Embedded commas isn't really a huge issue as we're in control of the data at both ends so I could just escape them.
Thanks for any insight!
Instead of trying to split on multiple characters and ignore some of them, try to match whatever you want to match. Since you didn't specify the implementation language I am posting this for Perl but you could apply it to any flavor which supports lookbehind and lookaheads.
while ($subject =~ m/(\w+(?=:)|(?<=:)\d+|(?<=,")[^"]*?(?="))/g) {
# matched text = $&
}
Explanation:
# (\w+(?=:)|(?<=:)\d+|(?<=,")[^"]*?(?="))
#
# Match the regular expression below and capture its match into backreference number 1 «(\w+(?=:)|(?<=:)\d+|(?<=,")[^"]*?(?="))»
# Match either the regular expression below (attempting the next alternative only if this one fails) «\w+(?=:)»
# Match a single character that is a “word character” (letters, digits, and underscores) «\w+»
# Between one and unlimited times, as many times as possible, giving back as needed (greedy) «+»
# Assert that the regex below can be matched, starting at this position (positive lookahead) «(?=:)»
# Match the character “:” literally «:»
# Or match regular expression number 2 below (attempting the next alternative only if this one fails) «(?<=:)\d+»
# Assert that the regex below can be matched, with the match ending at this position (positive lookbehind) «(?<=:)»

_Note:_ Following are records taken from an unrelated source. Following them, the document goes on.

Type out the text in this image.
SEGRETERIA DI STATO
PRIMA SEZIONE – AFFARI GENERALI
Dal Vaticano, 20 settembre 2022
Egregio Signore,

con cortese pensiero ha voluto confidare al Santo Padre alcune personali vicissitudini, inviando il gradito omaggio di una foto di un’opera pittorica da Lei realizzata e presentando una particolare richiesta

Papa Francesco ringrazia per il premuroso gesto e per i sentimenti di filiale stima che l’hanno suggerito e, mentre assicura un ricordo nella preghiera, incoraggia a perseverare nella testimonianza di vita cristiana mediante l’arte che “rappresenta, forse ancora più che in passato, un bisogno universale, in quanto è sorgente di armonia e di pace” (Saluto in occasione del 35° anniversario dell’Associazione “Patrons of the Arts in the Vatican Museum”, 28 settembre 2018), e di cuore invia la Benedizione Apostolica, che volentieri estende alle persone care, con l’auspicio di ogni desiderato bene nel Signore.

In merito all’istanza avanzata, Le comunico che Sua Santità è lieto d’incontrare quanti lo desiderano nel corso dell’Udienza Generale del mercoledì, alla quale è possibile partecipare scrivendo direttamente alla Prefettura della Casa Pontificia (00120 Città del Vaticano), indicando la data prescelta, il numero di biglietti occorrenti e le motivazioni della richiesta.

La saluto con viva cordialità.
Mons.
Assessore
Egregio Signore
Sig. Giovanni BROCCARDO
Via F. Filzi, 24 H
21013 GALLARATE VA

# Match the character “:” literally «:»
# Match a single digit 0..9 «\d+»
# Between one and unlimited times, as many times as possible, giving back as needed (greedy) «+»
# Or match regular expression number 3 below (the entire group fails if this one fails to match) «(?<=,")[^"]*?(?=")»
# Assert that the regex below can be matched, with the match ending at this position (positive lookbehind) «(?<=,")»
# Match the characters “,"” literally «,"»
# Match any character that is NOT a “"” «[^"]*?»
# Between zero and unlimited times, as few times as possible, expanding as needed (lazy) «*?»
# Assert that the regex below can be matched, starting at this position (positive lookahead) «(?=")»
# Match the character “"” literally «"»